People are at the heart of these problems because they’re the ones who need to constantly re-evaluate system state. Austin makes the point that people usually fail to do that hard part of system design because it’s seen as a Day 2 problem.
“We make decisions about system normalcy at the tail end of design, using what we’ve known up to that point. Most people aren’t thinking about how they write logging statements to understand application performance at that point.”
We talk about “The Field Guide to Understanding Human Error” for the first time on this show! How did that take so long??? When it comes to understanding systems, it’s better to be clear than to be concise.
“The designers of an airplane cockpit changed the airspeed indicator from a round dial to a linear tape, figuring that it would be easier to quickly read airspeed if your target was in the middle of the tape… What they found was that it actually made it harder to understand and it took cycles away from pilots and added more response time whenever things went wrong.”

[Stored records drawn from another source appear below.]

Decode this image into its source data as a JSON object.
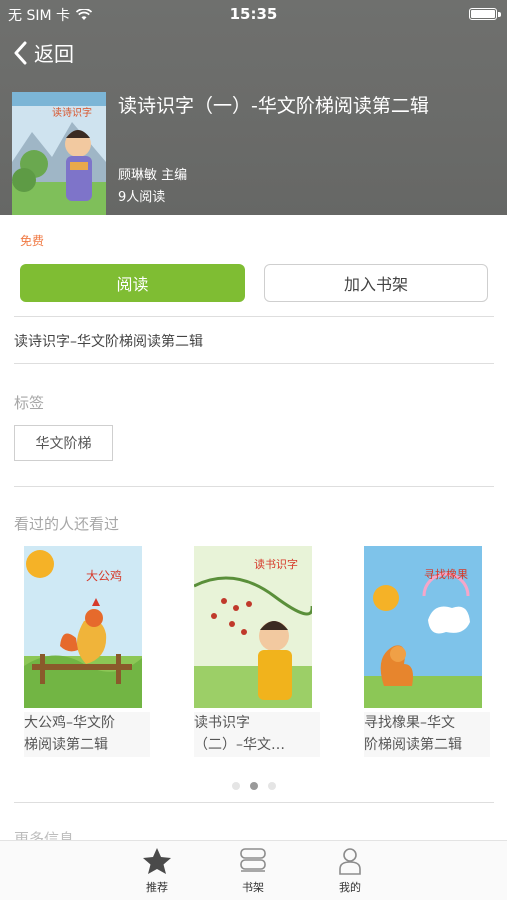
{
  "status_bar": {
    "carrier": "无 SIM 卡",
    "time": "15:35"
  },
  "nav": {
    "back_label": "返回"
  },
  "book": {
    "title": "读诗识字（一）-华文阶梯阅读第二辑",
    "author": "顾琳敏  主编",
    "readers": "9人阅读",
    "price": "免费",
    "description": "读诗识字–华文阶梯阅读第二辑",
    "cover_text": "读诗识字"
  },
  "actions": {
    "read_label": "阅读",
    "shelf_label": "加入书架"
  },
  "tags_section": {
    "label": "标签",
    "tags": [
      "华文阶梯"
    ]
  },
  "related": {
    "label": "看过的人还看过",
    "books": [
      {
        "line1": "大公鸡–华文阶",
        "line2": "梯阅读第二辑",
        "cover_text": "大公鸡"
      },
      {
        "line1": "读书识字",
        "line2": "（二）–华文…",
        "cover_text": "读书识字"
      },
      {
        "line1": "寻找橡果–华文",
        "line2": "阶梯阅读第二辑",
        "cover_text": "寻找橡果"
      }
    ],
    "pagination": {
      "count": 3,
      "active": 2
    }
  },
  "more_info_label": "更多信息",
  "tabbar": {
    "items": [
      "推荐",
      "书架",
      "我的"
    ],
    "active": "推荐"
  },
  "colors": {
    "accent": "#7fbd33",
    "price": "#f07a44",
    "header_bg": "#6b6c6a"
  }
}
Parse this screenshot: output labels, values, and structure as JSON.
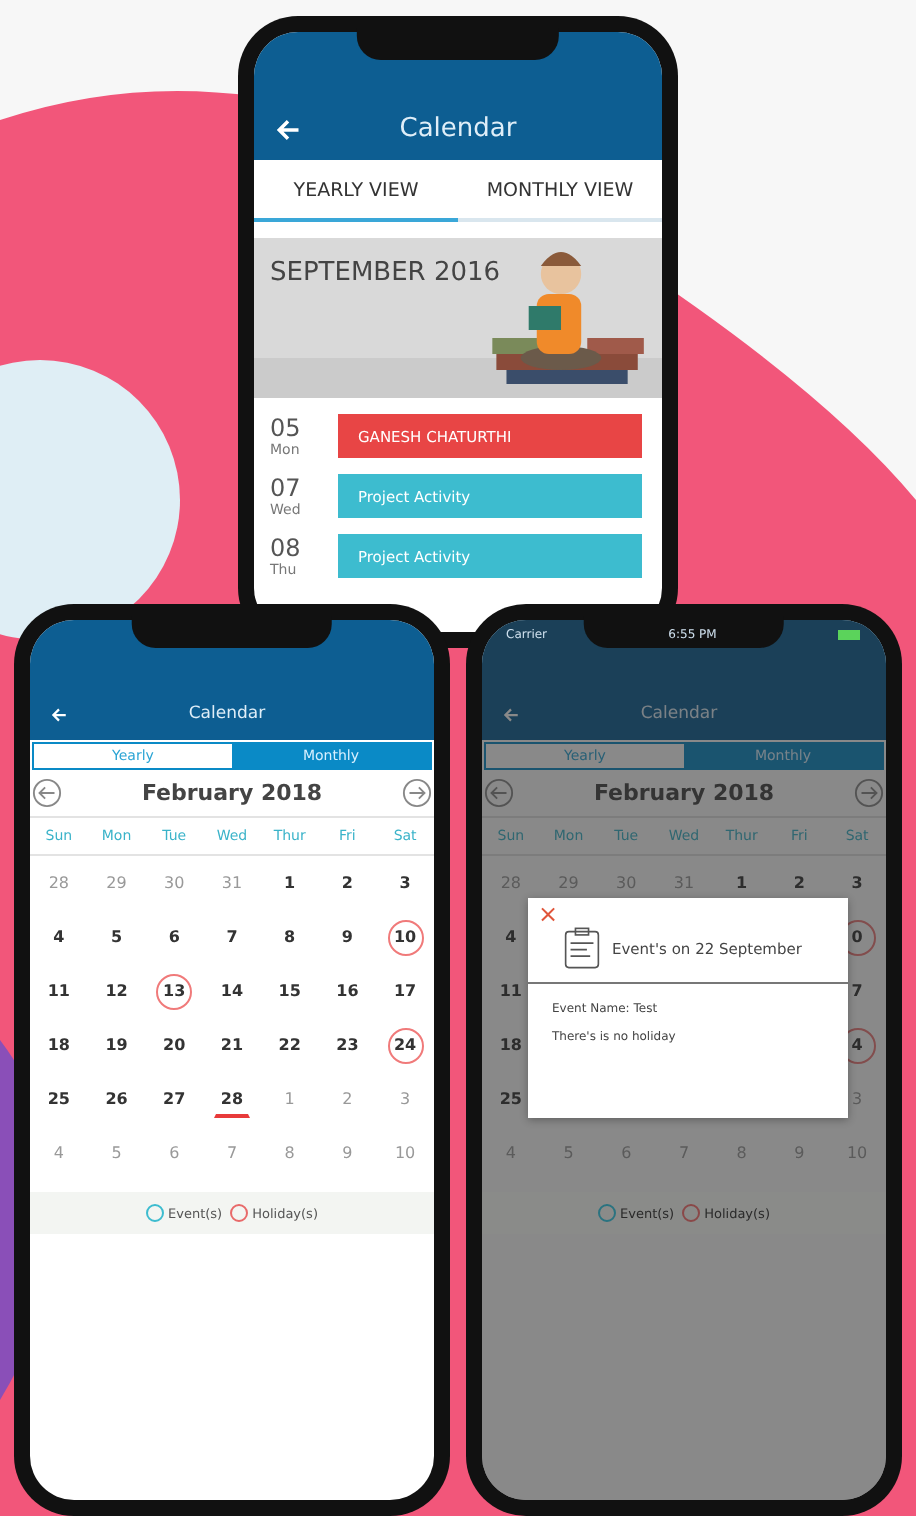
{
  "top_phone": {
    "title": "Calendar",
    "tabs": [
      {
        "label": "YEARLY VIEW",
        "selected": true
      },
      {
        "label": "MONTHLY VIEW",
        "selected": false
      }
    ],
    "banner": {
      "title": "SEPTEMBER 2016"
    },
    "events": [
      {
        "day": "05",
        "weekday": "Mon",
        "name": "GANESH CHATURTHI",
        "color": "#e84545"
      },
      {
        "day": "07",
        "weekday": "Wed",
        "name": "Project Activity",
        "color": "#3dbccf"
      },
      {
        "day": "08",
        "weekday": "Thu",
        "name": "Project Activity",
        "color": "#3dbccf"
      }
    ]
  },
  "calendar_phones": [
    {
      "title": "Calendar",
      "tabs": [
        {
          "label": "Yearly",
          "selected": false
        },
        {
          "label": "Monthly",
          "selected": true
        }
      ],
      "month": "February 2018",
      "weekdays": [
        "Sun",
        "Mon",
        "Tue",
        "Wed",
        "Thur",
        "Fri",
        "Sat"
      ],
      "weeks": [
        [
          {
            "d": "28",
            "kind": "other"
          },
          {
            "d": "29",
            "kind": "other"
          },
          {
            "d": "30",
            "kind": "other"
          },
          {
            "d": "31",
            "kind": "other"
          },
          {
            "d": "1",
            "kind": "day"
          },
          {
            "d": "2",
            "kind": "day"
          },
          {
            "d": "3",
            "kind": "day"
          }
        ],
        [
          {
            "d": "4",
            "kind": "day"
          },
          {
            "d": "5",
            "kind": "day"
          },
          {
            "d": "6",
            "kind": "day"
          },
          {
            "d": "7",
            "kind": "day"
          },
          {
            "d": "8",
            "kind": "day"
          },
          {
            "d": "9",
            "kind": "day"
          },
          {
            "d": "10",
            "kind": "holiday"
          }
        ],
        [
          {
            "d": "11",
            "kind": "day"
          },
          {
            "d": "12",
            "kind": "day"
          },
          {
            "d": "13",
            "kind": "holiday"
          },
          {
            "d": "14",
            "kind": "day"
          },
          {
            "d": "15",
            "kind": "day"
          },
          {
            "d": "16",
            "kind": "day"
          },
          {
            "d": "17",
            "kind": "day"
          }
        ],
        [
          {
            "d": "18",
            "kind": "day"
          },
          {
            "d": "19",
            "kind": "day"
          },
          {
            "d": "20",
            "kind": "day"
          },
          {
            "d": "21",
            "kind": "day"
          },
          {
            "d": "22",
            "kind": "day"
          },
          {
            "d": "23",
            "kind": "day"
          },
          {
            "d": "24",
            "kind": "holiday"
          }
        ],
        [
          {
            "d": "25",
            "kind": "day"
          },
          {
            "d": "26",
            "kind": "day"
          },
          {
            "d": "27",
            "kind": "day"
          },
          {
            "d": "28",
            "kind": "today"
          },
          {
            "d": "1",
            "kind": "other"
          },
          {
            "d": "2",
            "kind": "other"
          },
          {
            "d": "3",
            "kind": "other"
          }
        ],
        [
          {
            "d": "4",
            "kind": "other"
          },
          {
            "d": "5",
            "kind": "other"
          },
          {
            "d": "6",
            "kind": "other"
          },
          {
            "d": "7",
            "kind": "other"
          },
          {
            "d": "8",
            "kind": "other"
          },
          {
            "d": "9",
            "kind": "other"
          },
          {
            "d": "10",
            "kind": "other"
          }
        ]
      ],
      "legend": [
        {
          "label": "Event(s)",
          "color": "#3dbccf"
        },
        {
          "label": "Holiday(s)",
          "color": "#e86a6a"
        }
      ]
    },
    {
      "status_bar": {
        "carrier": "Carrier",
        "time": "6:55 PM"
      },
      "title": "Calendar",
      "tabs": [
        {
          "label": "Yearly",
          "selected": false
        },
        {
          "label": "Monthly",
          "selected": true
        }
      ],
      "month": "February 2018",
      "weekdays": [
        "Sun",
        "Mon",
        "Tue",
        "Wed",
        "Thur",
        "Fri",
        "Sat"
      ],
      "weeks": [
        [
          {
            "d": "28",
            "kind": "other"
          },
          {
            "d": "29",
            "kind": "other"
          },
          {
            "d": "30",
            "kind": "other"
          },
          {
            "d": "31",
            "kind": "other"
          },
          {
            "d": "1",
            "kind": "day"
          },
          {
            "d": "2",
            "kind": "day"
          },
          {
            "d": "3",
            "kind": "day"
          }
        ],
        [
          {
            "d": "4",
            "kind": "day"
          },
          {
            "kind": "hidden"
          },
          {
            "kind": "hidden"
          },
          {
            "kind": "hidden"
          },
          {
            "kind": "hidden"
          },
          {
            "kind": "hidden"
          },
          {
            "d": "0",
            "kind": "holiday"
          }
        ],
        [
          {
            "d": "11",
            "kind": "day"
          },
          {
            "kind": "hidden"
          },
          {
            "kind": "hidden"
          },
          {
            "kind": "hidden"
          },
          {
            "kind": "hidden"
          },
          {
            "kind": "hidden"
          },
          {
            "d": "7",
            "kind": "day"
          }
        ],
        [
          {
            "d": "18",
            "kind": "day"
          },
          {
            "kind": "hidden"
          },
          {
            "kind": "hidden"
          },
          {
            "kind": "hidden"
          },
          {
            "kind": "hidden"
          },
          {
            "kind": "hidden"
          },
          {
            "d": "4",
            "kind": "holiday"
          }
        ],
        [
          {
            "d": "25",
            "kind": "day"
          },
          {
            "kind": "hidden"
          },
          {
            "kind": "hidden"
          },
          {
            "kind": "hidden"
          },
          {
            "kind": "hidden"
          },
          {
            "kind": "hidden"
          },
          {
            "d": "3",
            "kind": "other"
          }
        ],
        [
          {
            "d": "4",
            "kind": "other"
          },
          {
            "d": "5",
            "kind": "other"
          },
          {
            "d": "6",
            "kind": "other"
          },
          {
            "d": "7",
            "kind": "other"
          },
          {
            "d": "8",
            "kind": "other"
          },
          {
            "d": "9",
            "kind": "other"
          },
          {
            "d": "10",
            "kind": "other"
          }
        ]
      ],
      "legend": [
        {
          "label": "Event(s)",
          "color": "#2a7380"
        },
        {
          "label": "Holiday(s)",
          "color": "#8a4848"
        }
      ],
      "dialog": {
        "close": "×",
        "title": "Event's on 22 September",
        "lines": [
          "Event Name: Test",
          "There's is no holiday"
        ]
      }
    }
  ]
}
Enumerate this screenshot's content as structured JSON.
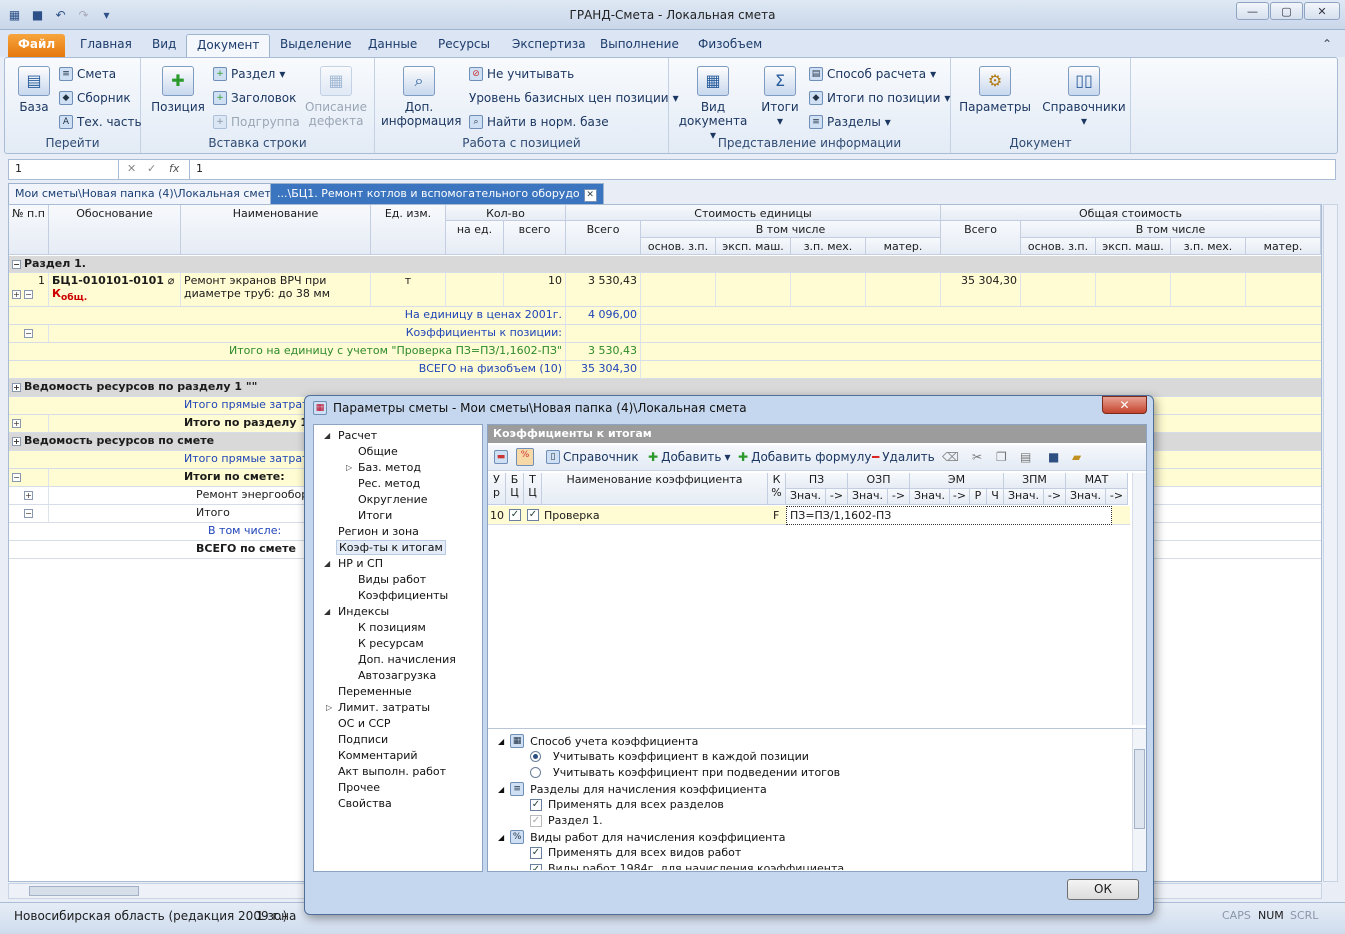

Experience is thinking about how humans interpret signals. It’s important to know when to be clever and complex and when it’s better to optimize for reasonability. Austin gives some practical tips to simplify choices when it comes to designing simpler systems.
“While simplicity and easy aren’t necessarily connected, simple and good kind of are.”
Austin wishes he would have known how to write good logs sooner. Very rarely do people stop to consider how to make metrics useful to other people. It’s less about how than why.
Austin is also glad we didn’t ask him about running production software on Windows based systems. The problem wasn’t Windows, it was dealing with heterogeneity.
Austin Parker has been solving - and creating - problems with computers and technology for most of his life. He is the Principal Developer Advocate at LightStep and maintainer on the OpenTracing and OpenTelemetry projects. His professional dream is to build a world where we’re able to create and run more reliable software. In addition to his professional work, he’s taught college classes, spoken about all things DevOps and Distributed Tracing, and even found time to start a podcast. Austin is also the co-author of Distributed Tracing in Practice, published by O’Reilly Media.
Austin is an international speaker, having presented to audiences in Europe and North America on topics relating to Observability and DevOps. In addition, he has led or assisted with workshops on OSS projects such as OpenTelemetry and OpenTracing at events such as QCon SF 2019 and QCon London 2020, and O’Reilly Infrastructure and Ops 2020. Finally, he has extensive experience speaking to diverse audiences in a variety of media formats through his podcast On-Call Me Maybe and his event livestreams such as OPS Live!
George Miranda is a Community Advocate at PagerDuty, where he helps people improve the ways they run software in production. He made a 20+ year career as a Web Operations engineer at a variety of small dotcoms and large enterprises by obsessively focusing on continuous improvement for people and systems. He now works with software vendors that create meaningful tools to solve prevalent IT industry problems.
George tackled distributed systems problems in the Finance and Entertainment industries before working with Buoyant, Chef Software, and PagerDuty. He’s a trained EMT and First Responder who geeks out on emergency response practices. He owns a home in the American Pacific Northwest, roams the world as a Nomad with his wife and dog, and loves writing speaker biographies that no one reads.